Thursday, June 14, 2012

Know How to Report Discharge Services

Question: A patient gets admitted to the hospital but then his condition warrants transfer to another facility, and then he is discharged on the same day. How is the physician ought to report his services?

Answer: You must not report 99238-99239 when the patient is admitted and discharged on the same date of calendar. When this takes place, the physician picks from CPT 99221-CPT 99223(initial inpatient care) or 99234-99236(admission and discharge on the same day). Choose 99234-99238 when the patient stay is less than 8 hours on the same calendar day and the insurer agrees with these codes. Documentation should mirror two components of service: the corresponding elements of both the admission as well as the discharge, and the period of time the patient spent in the hospital. Interchangeably, in case the patient stay is less than 8 hours, or the insurer does not recognize 99234-99236(admission and discharge on the same day), report only initial inpatient care CPT 99221- CPT 99223 as appropriate.

Key Elements

Study the basic billing principles of discharge services: what, who, and when.

Hospital discharge day management codes are essentially used to report the physician's total extent of time spent preparing the patient for discharge. These codes involve, as appropriate:
  • Final examination of the patient;
  • Discussion of the hospital stay, even though the time spent by the physician on that date is not continuous;
  • Guidelines for continuing care to all pertinent caregivers; and
  • Preparation of discharge records, prescriptions, as well as referral forms.

Hospitalists must report one discharge code per hospitalization, however only when the service takes place after the admission's initial date: 99238, hospital discharge day management, 30 minutes or less; or 99239, hospital discharge day management, more than 30 minutes.
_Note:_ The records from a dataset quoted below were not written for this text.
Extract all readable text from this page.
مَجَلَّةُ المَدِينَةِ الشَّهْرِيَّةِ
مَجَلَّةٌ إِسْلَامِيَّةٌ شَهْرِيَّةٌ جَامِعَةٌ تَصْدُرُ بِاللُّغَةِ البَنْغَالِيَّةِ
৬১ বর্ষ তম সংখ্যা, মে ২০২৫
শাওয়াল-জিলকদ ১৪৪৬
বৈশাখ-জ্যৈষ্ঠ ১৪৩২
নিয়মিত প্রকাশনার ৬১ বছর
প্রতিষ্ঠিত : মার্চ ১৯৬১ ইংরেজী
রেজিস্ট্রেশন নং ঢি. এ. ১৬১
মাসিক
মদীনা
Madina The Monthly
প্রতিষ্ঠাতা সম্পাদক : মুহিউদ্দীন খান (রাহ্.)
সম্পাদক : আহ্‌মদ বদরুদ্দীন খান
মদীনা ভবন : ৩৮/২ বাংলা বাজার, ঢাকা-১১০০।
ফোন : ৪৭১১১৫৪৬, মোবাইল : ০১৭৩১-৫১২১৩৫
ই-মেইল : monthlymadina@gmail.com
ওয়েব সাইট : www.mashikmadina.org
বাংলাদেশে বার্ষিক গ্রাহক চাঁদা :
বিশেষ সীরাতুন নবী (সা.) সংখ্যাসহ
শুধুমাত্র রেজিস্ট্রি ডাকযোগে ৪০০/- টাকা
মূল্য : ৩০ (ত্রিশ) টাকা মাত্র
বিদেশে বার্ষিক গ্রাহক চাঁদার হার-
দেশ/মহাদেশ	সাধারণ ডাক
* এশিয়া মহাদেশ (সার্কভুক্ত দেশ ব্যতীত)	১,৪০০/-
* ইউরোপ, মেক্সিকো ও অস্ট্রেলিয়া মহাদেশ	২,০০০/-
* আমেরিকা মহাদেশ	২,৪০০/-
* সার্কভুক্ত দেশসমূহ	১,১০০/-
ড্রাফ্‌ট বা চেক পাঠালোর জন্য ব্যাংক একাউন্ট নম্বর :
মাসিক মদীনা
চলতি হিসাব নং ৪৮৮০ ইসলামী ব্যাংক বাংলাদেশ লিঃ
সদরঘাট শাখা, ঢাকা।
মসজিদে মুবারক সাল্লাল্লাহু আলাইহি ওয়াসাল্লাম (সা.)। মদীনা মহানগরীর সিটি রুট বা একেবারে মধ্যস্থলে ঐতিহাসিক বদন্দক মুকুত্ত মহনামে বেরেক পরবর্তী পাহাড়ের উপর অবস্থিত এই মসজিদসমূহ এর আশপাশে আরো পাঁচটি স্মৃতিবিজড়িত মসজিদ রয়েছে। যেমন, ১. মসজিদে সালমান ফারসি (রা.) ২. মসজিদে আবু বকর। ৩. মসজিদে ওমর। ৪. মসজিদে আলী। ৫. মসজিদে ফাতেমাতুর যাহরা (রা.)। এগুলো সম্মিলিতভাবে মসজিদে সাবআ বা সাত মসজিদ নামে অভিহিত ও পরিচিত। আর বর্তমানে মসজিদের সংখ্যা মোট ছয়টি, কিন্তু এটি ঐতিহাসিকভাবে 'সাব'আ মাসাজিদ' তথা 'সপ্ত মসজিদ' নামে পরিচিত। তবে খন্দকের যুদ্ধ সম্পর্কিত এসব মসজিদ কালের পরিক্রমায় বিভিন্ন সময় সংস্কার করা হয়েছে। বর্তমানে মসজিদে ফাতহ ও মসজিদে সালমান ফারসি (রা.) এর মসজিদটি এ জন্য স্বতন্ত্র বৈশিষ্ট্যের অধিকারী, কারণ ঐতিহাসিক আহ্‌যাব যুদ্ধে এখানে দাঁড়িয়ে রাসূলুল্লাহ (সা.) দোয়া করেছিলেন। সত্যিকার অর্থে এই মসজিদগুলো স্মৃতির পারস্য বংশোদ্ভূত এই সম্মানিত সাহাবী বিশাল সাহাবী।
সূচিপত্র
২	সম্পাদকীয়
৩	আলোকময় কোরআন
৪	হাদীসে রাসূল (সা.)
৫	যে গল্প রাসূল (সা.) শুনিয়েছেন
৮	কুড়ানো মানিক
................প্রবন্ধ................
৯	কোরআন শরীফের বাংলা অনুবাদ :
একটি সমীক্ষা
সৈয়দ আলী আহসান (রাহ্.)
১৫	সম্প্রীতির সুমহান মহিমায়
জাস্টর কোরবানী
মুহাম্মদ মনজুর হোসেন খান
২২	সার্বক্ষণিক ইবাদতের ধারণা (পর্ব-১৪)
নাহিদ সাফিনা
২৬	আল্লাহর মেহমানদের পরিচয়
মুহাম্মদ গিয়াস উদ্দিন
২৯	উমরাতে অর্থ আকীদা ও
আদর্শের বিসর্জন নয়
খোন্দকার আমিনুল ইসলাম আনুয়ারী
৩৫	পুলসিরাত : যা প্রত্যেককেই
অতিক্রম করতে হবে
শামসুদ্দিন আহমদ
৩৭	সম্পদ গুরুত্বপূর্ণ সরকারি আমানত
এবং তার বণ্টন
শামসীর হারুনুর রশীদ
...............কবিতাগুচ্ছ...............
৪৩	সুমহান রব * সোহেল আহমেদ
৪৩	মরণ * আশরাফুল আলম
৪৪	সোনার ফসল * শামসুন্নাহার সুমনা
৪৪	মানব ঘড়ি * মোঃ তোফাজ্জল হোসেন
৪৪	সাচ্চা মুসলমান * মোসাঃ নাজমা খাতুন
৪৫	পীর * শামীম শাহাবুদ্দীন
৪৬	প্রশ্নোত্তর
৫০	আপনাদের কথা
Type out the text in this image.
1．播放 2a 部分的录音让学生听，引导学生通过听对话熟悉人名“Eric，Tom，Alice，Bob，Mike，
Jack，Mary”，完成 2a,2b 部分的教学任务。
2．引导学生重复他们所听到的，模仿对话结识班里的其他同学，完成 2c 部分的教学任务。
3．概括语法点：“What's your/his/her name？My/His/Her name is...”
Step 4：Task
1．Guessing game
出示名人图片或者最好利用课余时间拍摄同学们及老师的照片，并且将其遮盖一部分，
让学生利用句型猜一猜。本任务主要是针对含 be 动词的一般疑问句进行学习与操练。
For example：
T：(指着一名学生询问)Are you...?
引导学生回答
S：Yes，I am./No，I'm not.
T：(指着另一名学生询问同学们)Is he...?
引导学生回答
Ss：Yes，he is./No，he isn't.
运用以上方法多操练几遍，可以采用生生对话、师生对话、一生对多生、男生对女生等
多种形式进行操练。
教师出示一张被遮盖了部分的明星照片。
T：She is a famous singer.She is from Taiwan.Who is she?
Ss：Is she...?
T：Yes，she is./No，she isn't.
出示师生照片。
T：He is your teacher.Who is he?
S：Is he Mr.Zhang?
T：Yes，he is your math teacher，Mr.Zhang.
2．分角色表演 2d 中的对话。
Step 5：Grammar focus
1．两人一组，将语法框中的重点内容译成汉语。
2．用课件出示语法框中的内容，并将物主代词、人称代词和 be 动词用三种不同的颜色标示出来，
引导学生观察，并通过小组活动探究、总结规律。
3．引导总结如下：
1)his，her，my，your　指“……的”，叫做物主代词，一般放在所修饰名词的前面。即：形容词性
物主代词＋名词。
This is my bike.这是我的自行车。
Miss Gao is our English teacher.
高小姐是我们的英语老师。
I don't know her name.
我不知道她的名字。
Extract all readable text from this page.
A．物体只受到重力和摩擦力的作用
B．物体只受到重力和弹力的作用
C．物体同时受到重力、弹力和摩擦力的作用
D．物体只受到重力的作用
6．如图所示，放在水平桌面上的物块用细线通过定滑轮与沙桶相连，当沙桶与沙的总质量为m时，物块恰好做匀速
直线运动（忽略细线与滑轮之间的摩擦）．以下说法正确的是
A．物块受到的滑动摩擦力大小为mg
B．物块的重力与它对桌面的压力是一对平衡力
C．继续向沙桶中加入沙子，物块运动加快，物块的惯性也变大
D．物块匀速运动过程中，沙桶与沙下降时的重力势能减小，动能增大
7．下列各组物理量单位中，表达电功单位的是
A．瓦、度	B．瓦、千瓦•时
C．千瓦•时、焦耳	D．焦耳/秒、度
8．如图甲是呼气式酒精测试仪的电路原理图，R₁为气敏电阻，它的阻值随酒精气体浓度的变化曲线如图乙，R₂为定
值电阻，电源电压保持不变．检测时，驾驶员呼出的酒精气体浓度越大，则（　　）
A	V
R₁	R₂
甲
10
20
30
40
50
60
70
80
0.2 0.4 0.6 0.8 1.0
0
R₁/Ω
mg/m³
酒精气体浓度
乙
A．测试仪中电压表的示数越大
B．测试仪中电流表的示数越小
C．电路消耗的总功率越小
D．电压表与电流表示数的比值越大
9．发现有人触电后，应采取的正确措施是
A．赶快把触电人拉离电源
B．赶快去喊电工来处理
Choose one of the two medical coding and billing codes, hinging on the cumulative discharge service time given on the patient's hospital unit/floor during a single calendar day. You must not count time for services carried out outside of the patient's unit or floor (i.e., calls to the receiving physician/facility made from the physician's private office) or services carried out after the patient physically leaves the hospital.

Transfers of Care

The admitting physician or group is accountable for carrying out discharge services unless a formal transfer of care takes place, for instance the patient's transfer from the ICU to the standard medical floor as the patient's condition becomes better. Without this transfer of care, co-managing physicians must simply report subsequent hospital-care codes , CPT 99231- CPT 99233, for the final patient encounter. A sample of this is surgical co-management: In case a surgeon is acknowledged as the attending of record, they are in charge for postoperative management of the patient, including discharge services.

Providers in a dissimilar group or specialty report CPT 99231- CPT 99233 for their medically necessary care.